Welfare economics are a part of normative economics which objective is to evaluate different situations of a given economic system, in order to choose the best one.
Its study can be traced back to Adam Smith, who related an increase of welfare with an increase on production, and to Jeremy Bentham, whose utilitarian views made him think that welfare was equal to the sum of individuals utilities or, in other words, to a “social” utility.
Traditional welfare economics is based on the work of three neoclassical economists. Alfred Marshall stated that consumer’s welfare was the consumer’s surplus, and therefore was measurable in monetary units. Vilfredo Pareto would criticize this cardinal view, and would be the economist who built a true theory of welfare economics in his book “Manual of Political Economy”, 1906: based on the principles of unanimity and individualism, he designed what nowadays is known as the Pareto Optimality, which would become the core of welfare economics. Later, Pigou wrote “The Economics of Welfare”, 1920, stating that a definition of social welfare must include both efficiency and equity.

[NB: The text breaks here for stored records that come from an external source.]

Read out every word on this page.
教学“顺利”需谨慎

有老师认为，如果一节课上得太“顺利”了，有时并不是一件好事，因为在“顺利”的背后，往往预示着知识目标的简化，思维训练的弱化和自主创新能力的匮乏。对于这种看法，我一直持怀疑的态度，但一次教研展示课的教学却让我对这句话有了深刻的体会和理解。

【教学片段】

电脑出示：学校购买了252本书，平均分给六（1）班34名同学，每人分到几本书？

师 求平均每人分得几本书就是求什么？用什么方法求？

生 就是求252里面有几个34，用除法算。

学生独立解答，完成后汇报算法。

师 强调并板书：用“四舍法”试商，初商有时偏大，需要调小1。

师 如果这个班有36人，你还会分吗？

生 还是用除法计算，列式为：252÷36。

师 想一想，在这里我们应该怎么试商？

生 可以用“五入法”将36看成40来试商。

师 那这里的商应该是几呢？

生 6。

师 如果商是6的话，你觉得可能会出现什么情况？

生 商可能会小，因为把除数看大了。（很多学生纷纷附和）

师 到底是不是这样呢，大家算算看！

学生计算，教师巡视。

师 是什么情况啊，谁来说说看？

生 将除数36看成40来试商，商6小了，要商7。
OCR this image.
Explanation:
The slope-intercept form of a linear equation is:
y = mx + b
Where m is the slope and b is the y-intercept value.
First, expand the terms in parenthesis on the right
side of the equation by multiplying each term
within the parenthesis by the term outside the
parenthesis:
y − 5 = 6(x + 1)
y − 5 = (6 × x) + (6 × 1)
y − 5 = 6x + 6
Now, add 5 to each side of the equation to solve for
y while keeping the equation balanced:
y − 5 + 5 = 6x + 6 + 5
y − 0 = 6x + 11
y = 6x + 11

During the XXth century, welfare economics developed quickly. Nicholas Kaldor and John Hicks’ compensation criteria, and its following critics by Scitovsky, Little and Paul Samuelson, which aim was to find some way of classification of different optima. Also Bergson’s social welfare function, and Kenneth Arrow’s impossibility theorem, proving the former could not be identified. The theory of second best, developed by Lipsey and Lancaster, aimed at finding an optimum when Pareto optimality could not be found. Finally, the increasing use of cost-benefit analysis marks the validity of welfare economics nowadays.